JuliaStats / GLM.jl

Generalized linear models in Julia

Geek Repo:Geek Repo

Github PK Tool:Github PK Tool

OLS with collinearity and weights

dwinkler1 opened this issue · comments

I am having a problem fitting an OLS model with weights and collinearity using GLM.jl.
Here is a simple example

y = rand(10)
x = rand(10, 2)
x = hcat(x,x)
lm(x,y) # correctly removes last two columns
lm(x, y, wts = ones(10)) # fails at cholesky! in GLM.delbeta!
lm(x, y, wts = ones(10), dropcollinear = true) # # fails at cholesky! in GLM.delbeta!

I further narrowed this down to the following function call:

linmod = LinearModel(GLM.LmResp(y,ones(10)), GLM.cholpred(x, true))
GLM.delbeta!(linmod.pp, linmod.rr.y, linmod.rr.wts) # fails
GLM.delbeta!(linmod.pp, linmod.rr.y) # works

using

@lessGLM.delbeta!(linmod.pp, linmod.rr.y, linmod.rr.wts)

I get

function delbeta!(p::DensePredChol{T,<:CholeskyPivoted}, r::Vector{T}, wt::Vector{T}) where T<:BlasReal
    cf = cholfactors(p.chol)
    piv = p.chol.p
    cf .= mul!(p.scratchm2, adjoint(LinearAlgebra.mul!(p.scratchm1, Diagonal(wt), p.X)), p.X)[piv, piv]
    cholesky!(Hermitian(cf, Symbol(p.chol.uplo)))
    ldiv!(p.chol, mul!(p.delbeta, transpose(p.scratchm1), r))
    p
end

and

@less GLM.delbeta!(linmod.pp, linmod.rr.y)
function delbeta!(p::DensePredChol{T,<:CholeskyPivoted}, r::Vector{T}) where T<:BlasReal
    ch = p.chol
    delbeta = mul!(p.delbeta, adjoint(p.X), r)
    rnk = rank(ch)
    if rnk == length(delbeta)
        ldiv!(ch, delbeta)
    else
        permute!(delbeta, ch.p)
        for k=(rnk+1):length(delbeta)
            delbeta[k] = -zero(T)
        end
        LAPACK.potrs!(ch.uplo, view(ch.factors, 1:rnk, 1:rnk), view(delbeta, 1:rnk))
        invpermute!(delbeta, ch.p)
    end
    p
end

Here is a naive implementation that seems to work:

using LinearAlgebra, GLM
y = rand(10)
x = rand(10, 2)
xc = hcat(x,x)
wts = [ones(5)..., 0.5 .* (ones(5))...];
T = eltype(xc)
ch = cholesky!((xc'diagm(wts)xc), Val(true), tol = -one(T), check = false) 
delbeta = zeros(T, size(xc,2))
delbeta = mul!(delbeta, adjoint(xc), diagm(wts)*y)
rnk = rank(ch)
permute!(delbeta, ch.p)
for k=(rnk+1):length(delbeta)
    delbeta[k] = -zero(Float64)
end
LAPACK.potrs!(ch.uplo, view(ch.factors, 1:rnk, 1:rnk), view(delbeta, 1:rnk))
invpermute!(delbeta, ch.p)
julia> delbeta[1:rnk]  coef(lm(x, y, wts = wts))
true

Thanks for the detailed report.
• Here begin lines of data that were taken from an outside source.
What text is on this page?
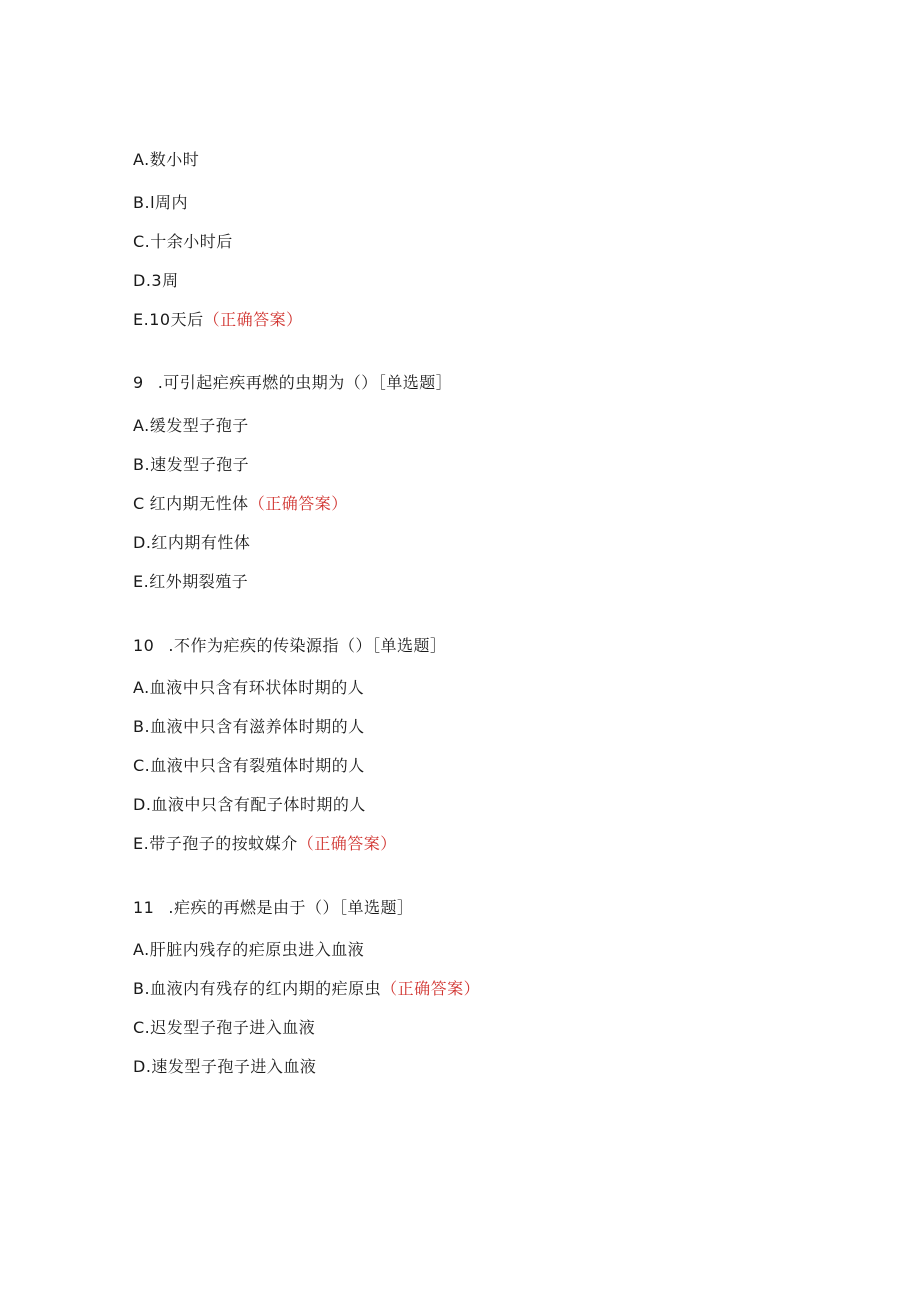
A.数小时
B.l周内
C.十余小时后
D.3周
E.10天后（正确答案）
9 .可引起疟疾再燃的虫期为（）［单选题］
A.缓发型子孢子
B.速发型子孢子
C 红内期无性体（正确答案）
D.红内期有性体
E.红外期裂殖子
10 .不作为疟疾的传染源指（）［单选题］
A.血液中只含有环状体时期的人
B.血液中只含有滋养体时期的人
C.血液中只含有裂殖体时期的人
D.血液中只含有配子体时期的人
E.带子孢子的按蚊媒介（正确答案）
11 .疟疾的再燃是由于（）［单选题］
A.肝脏内残存的疟原虫进入血液
B.血液内有残存的红内期的疟原虫（正确答案）
C.迟发型子孢子进入血液
D.速发型子孢子进入血液
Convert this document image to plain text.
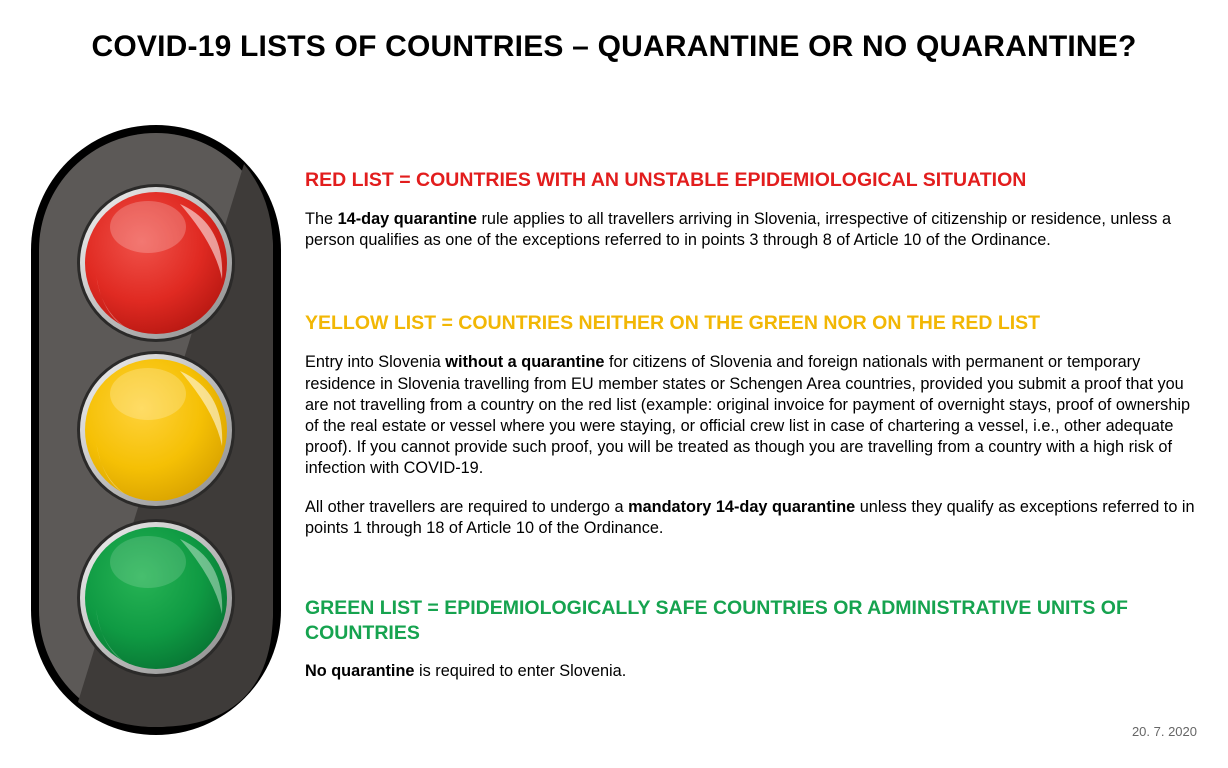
COVID-19 LISTS OF COUNTRIES – QUARANTINE OR NO QUARANTINE?
RED LIST = COUNTRIES WITH AN UNSTABLE EPIDEMIOLOGICAL SITUATION

The 14-day quarantine rule applies to all travellers arriving in Slovenia, irrespective of citizenship or residence, unless a person qualifies as one of the exceptions referred to in points 3 through 8 of Article 10 of the Ordinance.

YELLOW LIST = COUNTRIES NEITHER ON THE GREEN NOR ON THE RED LIST

Entry into Slovenia without a quarantine for citizens of Slovenia and foreign nationals with permanent or temporary residence in Slovenia travelling from EU member states or Schengen Area countries, provided you submit a proof that you are not travelling from a country on the red list (example: original invoice for payment of overnight stays, proof of ownership of the real estate or vessel where you were staying, or official crew list in case of chartering a vessel, i.e., other adequate proof). If you cannot provide such proof, you will be treated as though you are travelling from a country with a high risk of infection with COVID-19.

All other travellers are required to undergo a mandatory 14-day quarantine unless they qualify as exceptions referred to in points 1 through 18 of Article 10 of the Ordinance.

GREEN LIST = EPIDEMIOLOGICALLY SAFE COUNTRIES OR ADMINISTRATIVE UNITS OF COUNTRIES

No quarantine is required to enter Slovenia.

20. 7. 2020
Would you make a (draft) PR to show what you suggest to change exactly?

Sure. It'll take me a while unfortunately. Swamped at work ATM.

Sorry it took so long. My PR seems to work correctly against a naive implementation:

using LinearAlgebra, GLM, Random
Random.seed!(1)
n = 100
x = rand(n, 2)
x = hcat(x,x)
y = x * [1;2;0;0] + randn(n)
wts = 10 .*rand(n)
xi = x[:,1:2];
dwt = Diagonal(wts);
coef_naive = (xi'dwt*xi)\xi'dwt*y

coef(lm(x, y, wts = wts))
coef(lm(x, y, wts = wts))[1:2] ≈ coef_naive # true

I hit this too and came to the same diagnosis; I'll give your fix a try and see if it works in my case as well.